Peabody Residential offers the following tips
for prospective renters to avoid scams.
Before renting a house from an individual, ask for proof that they own the property.
Check public records at the County Assessor’s office to be sure, and to verify that no Notice of Default (NOD) or notice of a trustee sale has been issued.
Beware of anyone who asks you to pay cash or wire money
If you pay cash by choice, make sure to get a receipt. Wiring money sounds more official than cash but it’s not; there’s no way to trace it.
Be suspicious of a price that seems too good to be true.
Try typing the street address into a search engine and see what comes up –legitimate landlords often list properties on multiple sites, so if you find several listings for a property that sounds identical but is several hundred dollars more, you’ve probably found a scam.
Be aware of the “owner’s” priorities.
A legitimate landlord will want to know about your goals in finding a home, and about your and your family’s rental needs. A scammer will want to get your money. If money seems like a higher priority than anything else, that might be a sign of fraud.
Ask a lot of questions
Where will I send my rent? How can I reach someone if you are on vacation? What do I do if I need a plumber? An experienced landlord will have already thought through the answers.
Red Flags for Renters:
- “Owner” is traveling or working outside of the U.S. and will send you the keys
- “Owner” will only interact with you online, not in person
- The advertising or email response to you contains multiple misspellings and grammatical errors
- The email addresses you as Dear Sir/Madam
- The “owner” uses the title Reverend, Dr., or claims to be a missionary
- The “owner” uses a free email service such as Gmail, Yahoo, or Hotmail
- Payment is first priority – Cashier’s Check, FEDEX, Western Union, etc.

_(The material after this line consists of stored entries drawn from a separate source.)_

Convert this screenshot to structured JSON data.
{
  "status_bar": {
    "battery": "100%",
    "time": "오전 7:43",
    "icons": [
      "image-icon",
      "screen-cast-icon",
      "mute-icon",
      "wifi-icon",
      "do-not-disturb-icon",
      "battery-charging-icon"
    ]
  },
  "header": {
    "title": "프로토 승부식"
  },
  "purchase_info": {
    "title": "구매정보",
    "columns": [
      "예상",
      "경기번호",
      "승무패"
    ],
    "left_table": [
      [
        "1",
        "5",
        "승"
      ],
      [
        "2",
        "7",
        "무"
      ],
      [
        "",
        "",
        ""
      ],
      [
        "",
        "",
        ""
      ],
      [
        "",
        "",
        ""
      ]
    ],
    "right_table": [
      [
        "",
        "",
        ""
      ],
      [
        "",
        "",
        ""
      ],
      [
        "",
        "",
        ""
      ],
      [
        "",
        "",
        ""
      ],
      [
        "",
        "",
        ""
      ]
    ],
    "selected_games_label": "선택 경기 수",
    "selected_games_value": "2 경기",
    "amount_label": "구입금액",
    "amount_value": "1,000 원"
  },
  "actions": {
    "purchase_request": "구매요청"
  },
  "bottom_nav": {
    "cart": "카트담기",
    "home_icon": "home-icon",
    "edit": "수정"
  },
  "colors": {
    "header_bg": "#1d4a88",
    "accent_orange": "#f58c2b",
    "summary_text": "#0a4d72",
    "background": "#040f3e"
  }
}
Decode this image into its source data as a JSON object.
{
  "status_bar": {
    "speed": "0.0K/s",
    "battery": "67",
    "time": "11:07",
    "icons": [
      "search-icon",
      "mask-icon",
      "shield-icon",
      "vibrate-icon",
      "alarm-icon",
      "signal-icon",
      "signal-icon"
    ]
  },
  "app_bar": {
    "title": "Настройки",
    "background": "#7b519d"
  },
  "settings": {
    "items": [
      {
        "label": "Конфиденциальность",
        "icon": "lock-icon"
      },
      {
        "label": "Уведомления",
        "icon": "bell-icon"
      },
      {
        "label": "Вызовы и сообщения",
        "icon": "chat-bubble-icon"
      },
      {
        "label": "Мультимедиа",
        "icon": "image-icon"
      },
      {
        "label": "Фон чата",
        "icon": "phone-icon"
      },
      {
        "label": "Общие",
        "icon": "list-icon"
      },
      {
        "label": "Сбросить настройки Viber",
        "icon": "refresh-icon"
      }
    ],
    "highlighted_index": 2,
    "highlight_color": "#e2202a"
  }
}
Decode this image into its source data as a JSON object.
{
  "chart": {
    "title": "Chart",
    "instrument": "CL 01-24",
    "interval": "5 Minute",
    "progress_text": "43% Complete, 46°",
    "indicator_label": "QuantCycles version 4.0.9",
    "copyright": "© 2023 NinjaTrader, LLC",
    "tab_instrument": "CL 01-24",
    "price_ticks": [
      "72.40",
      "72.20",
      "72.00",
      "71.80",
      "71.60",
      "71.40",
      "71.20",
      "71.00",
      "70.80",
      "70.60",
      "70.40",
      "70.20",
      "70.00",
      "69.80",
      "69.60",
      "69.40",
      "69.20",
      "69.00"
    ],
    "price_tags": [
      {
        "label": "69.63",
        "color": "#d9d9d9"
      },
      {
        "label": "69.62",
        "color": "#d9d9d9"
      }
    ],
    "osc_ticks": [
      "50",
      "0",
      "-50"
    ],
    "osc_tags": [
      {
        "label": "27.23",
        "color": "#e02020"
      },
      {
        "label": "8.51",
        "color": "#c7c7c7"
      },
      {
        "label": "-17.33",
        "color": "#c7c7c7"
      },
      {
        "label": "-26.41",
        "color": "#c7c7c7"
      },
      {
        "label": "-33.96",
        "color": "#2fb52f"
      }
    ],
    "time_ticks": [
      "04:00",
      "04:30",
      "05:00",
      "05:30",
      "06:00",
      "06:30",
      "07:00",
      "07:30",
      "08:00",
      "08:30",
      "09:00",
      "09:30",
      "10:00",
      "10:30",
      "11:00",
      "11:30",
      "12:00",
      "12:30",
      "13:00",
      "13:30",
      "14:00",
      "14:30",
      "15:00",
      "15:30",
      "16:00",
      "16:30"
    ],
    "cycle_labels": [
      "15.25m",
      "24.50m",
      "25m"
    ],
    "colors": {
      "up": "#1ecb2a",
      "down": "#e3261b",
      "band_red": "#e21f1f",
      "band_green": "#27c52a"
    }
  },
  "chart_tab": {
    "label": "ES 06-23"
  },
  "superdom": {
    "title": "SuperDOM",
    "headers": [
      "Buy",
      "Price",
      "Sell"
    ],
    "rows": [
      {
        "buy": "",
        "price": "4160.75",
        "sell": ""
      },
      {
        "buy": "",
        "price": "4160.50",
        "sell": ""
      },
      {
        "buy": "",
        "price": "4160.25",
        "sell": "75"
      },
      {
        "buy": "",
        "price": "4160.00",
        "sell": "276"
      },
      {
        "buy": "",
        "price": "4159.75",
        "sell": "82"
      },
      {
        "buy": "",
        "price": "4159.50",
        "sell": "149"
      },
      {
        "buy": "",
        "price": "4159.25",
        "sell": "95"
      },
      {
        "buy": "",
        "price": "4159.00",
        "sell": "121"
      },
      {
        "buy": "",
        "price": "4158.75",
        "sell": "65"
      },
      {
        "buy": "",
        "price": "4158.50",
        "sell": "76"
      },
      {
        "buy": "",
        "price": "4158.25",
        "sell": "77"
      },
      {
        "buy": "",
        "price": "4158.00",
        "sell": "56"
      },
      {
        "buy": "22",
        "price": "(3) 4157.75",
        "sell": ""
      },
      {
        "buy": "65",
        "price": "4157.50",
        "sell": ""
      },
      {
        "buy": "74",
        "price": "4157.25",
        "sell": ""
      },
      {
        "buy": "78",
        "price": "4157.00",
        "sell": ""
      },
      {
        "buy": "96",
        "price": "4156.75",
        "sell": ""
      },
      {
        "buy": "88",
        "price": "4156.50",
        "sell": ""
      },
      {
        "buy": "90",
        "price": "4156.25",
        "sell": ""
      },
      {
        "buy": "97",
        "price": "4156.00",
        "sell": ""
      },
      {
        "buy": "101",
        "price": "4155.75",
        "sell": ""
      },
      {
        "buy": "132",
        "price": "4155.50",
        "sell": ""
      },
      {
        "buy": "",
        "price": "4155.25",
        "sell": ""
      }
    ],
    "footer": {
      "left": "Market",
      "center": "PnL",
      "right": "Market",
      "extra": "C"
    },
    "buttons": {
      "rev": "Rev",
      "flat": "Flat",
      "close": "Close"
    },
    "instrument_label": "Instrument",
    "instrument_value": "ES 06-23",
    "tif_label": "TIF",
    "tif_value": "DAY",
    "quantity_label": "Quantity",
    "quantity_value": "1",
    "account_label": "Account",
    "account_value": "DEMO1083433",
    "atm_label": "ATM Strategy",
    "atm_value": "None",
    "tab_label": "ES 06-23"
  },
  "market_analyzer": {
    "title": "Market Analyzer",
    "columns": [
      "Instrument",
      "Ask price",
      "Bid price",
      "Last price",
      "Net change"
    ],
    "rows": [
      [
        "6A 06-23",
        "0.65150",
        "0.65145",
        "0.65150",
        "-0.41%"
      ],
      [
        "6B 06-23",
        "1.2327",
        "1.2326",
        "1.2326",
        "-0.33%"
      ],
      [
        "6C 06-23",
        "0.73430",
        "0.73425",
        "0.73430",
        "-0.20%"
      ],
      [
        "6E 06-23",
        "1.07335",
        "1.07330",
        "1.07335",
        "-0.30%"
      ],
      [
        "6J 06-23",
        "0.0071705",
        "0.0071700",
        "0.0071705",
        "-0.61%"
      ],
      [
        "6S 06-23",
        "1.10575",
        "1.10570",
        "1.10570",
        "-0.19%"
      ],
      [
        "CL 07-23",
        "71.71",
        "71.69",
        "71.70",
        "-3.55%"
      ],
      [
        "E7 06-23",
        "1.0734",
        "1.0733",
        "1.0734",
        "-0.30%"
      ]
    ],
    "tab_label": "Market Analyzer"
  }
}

- Payment of deposit or first month’s rent is requested BEFORE you see the property or sign a lease
- “Owner” can’t show you the property or make arrangements for you to tour it
- Price seems surprisingly low for the home offered and the area
If you do encounter fraud involving an ad for a Peabody Residential Home, please let us know via email at Info@Peabodyresidential.com.
Fraud can also be reported to your local law enforcement authority, to the Federal Trade Commission, and to the Internet Crime Complaint Center.